Jumat 25 Sep 2020 00:19 WIB

JAM Pidsus Dalami Kaitan PK dan Fatwa MA untuk Djoko Tjandra

Dugaan adanya pengaturan PK terbongkar pada Juni saat Djoko mendaftarkan di PN Jaksel

Rep: Bambang Noroyono/ Red: Agus Yulianto
Jaksa Agung Muda Tindak Pidana Khusus (JAM PIDSUS) Ali Mukartono memberi salam kepada anggota Komisi III DPR  disela Rapat Dengar Pendapat (RDP) di Kompleks Parlemen Senayan, Jakarta, Kamis (2/7/2020). Rapat tersebut untuk meminta penjelasan tentang tindak lanjut penanganan kasus Jiwasraya. ANTARA FOTO/Puspa Perwitasari/aww.
Foto: Antara/Puspa Perwitasari
Jaksa Agung Muda Tindak Pidana Khusus (JAM PIDSUS) Ali Mukartono memberi salam kepada anggota Komisi III DPR disela Rapat Dengar Pendapat (RDP) di Kompleks Parlemen Senayan, Jakarta, Kamis (2/7/2020). Rapat tersebut untuk meminta penjelasan tentang tindak lanjut penanganan kasus Jiwasraya. ANTARA FOTO/Puspa Perwitasari/aww.

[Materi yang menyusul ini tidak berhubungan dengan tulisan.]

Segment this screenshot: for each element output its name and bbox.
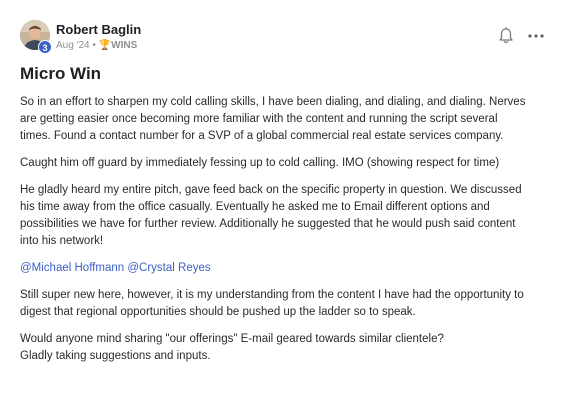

REPUBLIKA.CO.ID, JAKARTA — Penyidikan di Jaksa Agung Muda Tindak Pidana Khusus (JAM Pidsus) akan mendalami adanya keterkaitan proses Peninjauan Kembali (PK) dan upaya penerbitan fatwa Mahkamah Agung (MA) dalam skandal hukum terpidana korupsi Djoko Tjandra. JAM Pidsus Ali Mukartono mengatakan, saat ini, pengungkapan dugaan adanya ‘pengaturan’ PK ajuan Djoko Tjandra, dalam penyelidikan di Bareskrim Polri.

“Keterkaitan PK, itu ditangani oleh Mabes Polri,” kata Ali saat rapat kerja nirkbale bersama Komisi III DPR RI, Kamis (24/9).  

Namun begitu, kata Ali, tim penyidikannya di JAM Pidsus, akan ikut mendalami adanya dugaan kesinambungan skandal upaya penerbitan fatwa di MA, dengan proses PK di Pengadilan Negeri Jakarta Selatan (PN Jaksel). “Kami sedang dalami, bagaimana kaitannya dengan permohonan PK, apakah itu sampai ke (fatwa) MA,” ujar Ali.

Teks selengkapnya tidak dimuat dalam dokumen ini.